Thinking in mental images is different to thinking in words. We can “see” with our inner eye, “hear” with our inner ear and can have the experience of being transported in time and space – for example when remembering an event. This also means that mental imagery can have a very strong emotional impact as she has shown in the lab. Emily Holmes is researching these processes in order not only to understand what happens when we think in mental images but also to be able to develop new psychological treatment techniques.
“Imagery plays an important role in a number of mental disor¬ders. For example intrusive images of a trauma, commonly known as flashbacks occur in post-traumatic stress disorder – PTSD,” she explains.
“Our hypothesis is that targeting imagery can also play an important role in interventions to prevent PTSD symptoms.”
In two recently published clinical studies, Holmes’ research group has demonstrated that a single session treatment including a visually demanding computer game (Tetris) significantly decreased the risk of flashbacks for people who have experienced either a traumatic traffic accident or a traumatic birth.
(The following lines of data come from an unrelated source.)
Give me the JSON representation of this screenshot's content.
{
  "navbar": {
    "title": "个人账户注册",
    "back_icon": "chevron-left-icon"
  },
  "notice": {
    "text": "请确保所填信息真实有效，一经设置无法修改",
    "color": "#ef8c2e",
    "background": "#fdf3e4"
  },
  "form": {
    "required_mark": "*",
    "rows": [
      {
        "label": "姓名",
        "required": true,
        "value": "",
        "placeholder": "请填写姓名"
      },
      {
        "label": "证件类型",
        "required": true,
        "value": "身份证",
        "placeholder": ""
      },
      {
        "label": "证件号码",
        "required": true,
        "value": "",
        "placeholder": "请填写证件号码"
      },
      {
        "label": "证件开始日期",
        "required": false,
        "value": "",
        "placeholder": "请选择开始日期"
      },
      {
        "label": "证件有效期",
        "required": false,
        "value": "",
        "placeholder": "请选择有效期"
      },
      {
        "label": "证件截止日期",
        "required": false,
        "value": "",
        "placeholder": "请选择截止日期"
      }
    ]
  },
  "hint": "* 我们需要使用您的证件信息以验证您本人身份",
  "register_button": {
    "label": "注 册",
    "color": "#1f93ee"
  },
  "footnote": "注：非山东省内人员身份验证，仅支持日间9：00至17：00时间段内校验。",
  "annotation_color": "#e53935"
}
Recalling the traumatic memory in combination with new visual impres¬sions can make it less intrusive.
“Now we are preparing to try similar strategies with other groups who have also been involved in trauma. Refugees comprise a group of which many we know are plagued by intrusive memories of trauma,” comments Emily Holmes.
Her translational research also covers mental images in connec¬tion with bipolar disorder and depression – in part how extremely positive or negative mental imagers contribute to the disorder, and in part how therapeutic innovations based on mental images can be designed.
Professor of Psychology at the Department of Clinical Neuroscience
Emily Holmes was born in Surrey, United Kingdom, in 1971. She has studied psychology at the University of Oxford, Uppsala University and Royal Holloway University of London, where she completed training as a Clinical Psychologist in 2000. She was awarded her PhD at the University of Cambridge in 2005.
As a researcher, Holmes has primarily worked at the University of Oxford where she was appointed Professor in 2010 and is currently a Visiting Professor. From 2012–2016 she was Programme Leader at the Medical Research Council’s Cognition and Brain Science Unit, Cambridge. Holmes came to KI as a Guest Professor in 2014. Emily Holmes has been ‘called’ from 1 August 2016 to be Professor of Psychology at Karolinska Institutet.